Злясь не на Наргиз, а на себя, что я не просто дал втянуть себя в этот бестолковый спор, но и сам стал его инициатором, я всё же с мазохистским удовольствием продолжал.
— Так называемое классическое искусство уныло и безопасно, — сыпал я не своими, неизвестно откуда появившимися фразами, распаляясь при этом всё больше. — Люди прикрываются им, они прикрывает вещами неоспоримыми своё беспомощное безвкусие. Искусство настоящее тогда, когда оно «понятно», когда оно находится под охраной, в золочёной раме. Современное же искусство — разрушение привычных норм, разрушение привычной и комфортной системы ценностей, навязанным нам неким сообществом, возомнившим себя культурной элитой…
— А не кажется ли вам, дорогой друг, — отвечала Наргиз, имитируя великосветский спор и откровенно уже издеваясь надо мной, — что всё это разрушение норм и возникает из беспомощности художников, из их неумения создавать Прекрасное?
Наргиз доела сэндвич и вытерла краешком салфетки лоснящиеся губы. Хотя меня и невероятно бесил происходивший между нами салонный трёп, ещё сильнее было желание спорить, возражать Наргиз.
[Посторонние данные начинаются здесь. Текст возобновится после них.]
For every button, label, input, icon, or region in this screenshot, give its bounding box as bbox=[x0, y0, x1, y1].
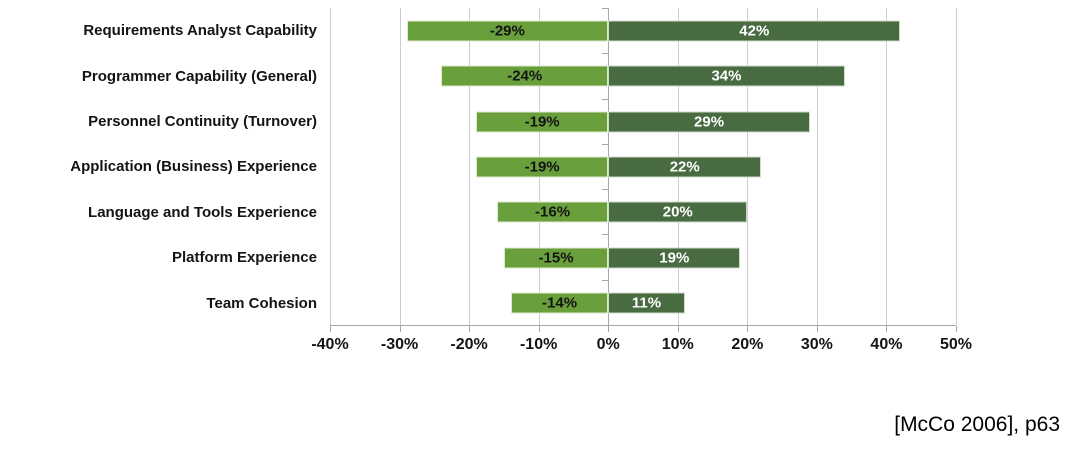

В то же время, я чувствовал усталость, мне не хотелось видеть надменное или раздражённое лицо Наргиз, которое я видел сейчас. Не в силах разрешить своих противоречивых чувств, я замолчал и сделал несколько глотков вина.
— Вино очень хорошее, напрасно ты не пьёшь, — сказал я после длительной паузы. Наргиз, отвернувшись от меня, смотрела в окно. Обильные струи дождя продолжали течь по стеклу. Уже не видно было улицы, казалось, всё затопило водой.
— Вода тоже очень хорошая, — заметила Наргиз. — К тому же, ты довольно успешно отдуваешься за нас обоих.
Саксофонист всё играл. В коротких паузах он вытирал вспотевшие руки о лацкан пиджака. Вена его всё опадала и всё разрасталась.
Я подумал: как это глупо всё. И этот спор, и то, что я привёл сюда Наргиз. И то, что она согласилась идти. Зачем ты пошла, зачем согласилась, Наргиз? Снова унижать и злить меня?
Из жалости… Наргиз пришла из жалости к тебе, дурак, ответил я сам себе. Догадка эта, хотя и лежала на поверхности, поразила меня. Мне стало душно и дурно, и первой моей мыслью было бросить бокал и уйти, не попрощавшись. Сбежать. Но и на это у меня не хватило душевных сил.
Я — жалкое, никчёмное существо, которое может поколотить и дитя, думал я о себе с суровой прямолинейностью. Всё, что мне остаётся, так это пить от собственной жалости и абстрактно теоретизировать. Всё, что остаётся ей, это безропотно отбывать номер, выбросить несколько часов жизни ради того, чтобы облегчить совесть.
— Я пью только тогда, когда сильно нервничаю, — сказал я громким, высоким голоском, достаточно громким, чтобы на меня обратили внимание несколько фланировавших мимо дам.
— И что, это я так заставляю тебя нервничать? — спросила Наргиз самодовольно. Такого типичного бабьего самодовольства, проявившегося вдруг на нетипичном бабьем лице, я увидеть не ожидал и оттого почти рассмеялся. Рассмеялся бы, если бы не был задет.
— Ты не ешь оливки? — снова спросила Наргиз, быстро совладав с выражением лица.
В нутре сэндвичей были размещены мелкие, начинённые лимоном оливки, и мы оба, не заметив того, выковыряли их из своей еды и положили каждый на свою тарелку.
— Я тоже не ем, — сказала она, внезапно обрадовавшись. Как будто это было так важно, не есть оливки.
— Хочешь ещё сэндвичей? — спросил я, заметив, что опустевший поднос с едой заменили на новый, однако никто не торопился его опустошать.
— Эти сэндвичи правда очень вкусные, но мне, наверное, уже хватит.